Si son ardeur amoureuse croit encore si fort, il prévoit qu’il ne tardera pas à mourir.

Si le milieu et la fin de la quatorzième année que je soupire répondent au commencement, le frais zéphir, ni l’ombre ne peuvent plus me sauver, tellement je sens croître mon ardent désir.

Amour, avec qui les pensées n’ont jamais de mesure, et sous le joug duquel jamais je ne respire, me gouverne de telle façon que je suis déjà à moitié défait par la faute de mes yeux que je tourne sans cesse vers la cause de mon mal.

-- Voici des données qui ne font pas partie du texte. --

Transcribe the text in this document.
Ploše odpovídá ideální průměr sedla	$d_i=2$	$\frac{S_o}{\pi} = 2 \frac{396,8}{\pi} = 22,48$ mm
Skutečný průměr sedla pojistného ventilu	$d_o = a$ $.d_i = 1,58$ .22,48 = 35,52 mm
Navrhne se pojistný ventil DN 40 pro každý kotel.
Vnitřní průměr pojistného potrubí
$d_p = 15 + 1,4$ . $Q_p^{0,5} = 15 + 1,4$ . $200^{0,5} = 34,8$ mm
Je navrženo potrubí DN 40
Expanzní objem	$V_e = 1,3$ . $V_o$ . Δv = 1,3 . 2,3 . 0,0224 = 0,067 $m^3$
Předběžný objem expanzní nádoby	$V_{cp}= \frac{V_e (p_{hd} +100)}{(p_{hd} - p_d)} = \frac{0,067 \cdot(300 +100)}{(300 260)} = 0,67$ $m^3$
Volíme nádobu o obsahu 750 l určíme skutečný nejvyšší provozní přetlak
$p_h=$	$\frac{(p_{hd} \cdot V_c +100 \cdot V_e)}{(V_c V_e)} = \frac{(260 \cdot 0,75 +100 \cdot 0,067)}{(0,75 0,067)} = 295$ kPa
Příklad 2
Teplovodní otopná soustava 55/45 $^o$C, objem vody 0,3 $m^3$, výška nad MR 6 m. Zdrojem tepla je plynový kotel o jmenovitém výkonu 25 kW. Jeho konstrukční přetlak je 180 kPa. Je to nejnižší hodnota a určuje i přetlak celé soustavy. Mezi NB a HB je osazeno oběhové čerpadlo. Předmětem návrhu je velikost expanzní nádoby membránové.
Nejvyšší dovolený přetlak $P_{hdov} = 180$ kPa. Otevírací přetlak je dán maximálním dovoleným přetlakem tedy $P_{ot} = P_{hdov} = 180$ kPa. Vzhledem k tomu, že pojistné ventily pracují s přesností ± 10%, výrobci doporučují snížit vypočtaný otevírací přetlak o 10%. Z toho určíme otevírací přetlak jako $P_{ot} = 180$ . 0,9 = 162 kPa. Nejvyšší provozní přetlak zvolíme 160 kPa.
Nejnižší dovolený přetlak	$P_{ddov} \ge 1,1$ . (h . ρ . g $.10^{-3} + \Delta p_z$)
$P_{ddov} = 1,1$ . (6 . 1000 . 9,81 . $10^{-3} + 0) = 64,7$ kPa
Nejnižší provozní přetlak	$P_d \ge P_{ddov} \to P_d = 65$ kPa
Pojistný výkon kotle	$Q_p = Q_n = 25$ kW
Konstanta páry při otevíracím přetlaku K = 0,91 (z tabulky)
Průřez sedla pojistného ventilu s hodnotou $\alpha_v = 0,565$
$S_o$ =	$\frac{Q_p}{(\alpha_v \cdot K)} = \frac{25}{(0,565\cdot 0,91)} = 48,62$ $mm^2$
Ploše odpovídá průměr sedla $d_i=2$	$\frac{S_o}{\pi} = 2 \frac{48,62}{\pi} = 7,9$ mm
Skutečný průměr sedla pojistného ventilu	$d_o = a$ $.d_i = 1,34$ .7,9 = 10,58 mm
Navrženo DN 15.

Ainsi, je vais me consumant de jour en jour si insensiblement, que je suis seul à m’en apercevoir, et regardant celle qui me ronge le cœur,

J’ai eu grand’peine à suivre jusqu’ici mon âme, et je ne sais jusqu’à quand elle restera avec moi, car la mort s’approche et la vie s’enfuit.


SIXAIN IV.

Il s’est malheureusement embarqué sur le navire fragile d’Amour, et il prie Dieu de l’amener à bon port.

Celui qui est résolu à passer sa vie sur les ondes perfides et à travers les écueils, séparé de la mort par une frêle planche, ne saurait être bien loin de sa fin ; il serait donc prudent à lui de rentrer au port, pendant que la voile obéit encore au gouvernail.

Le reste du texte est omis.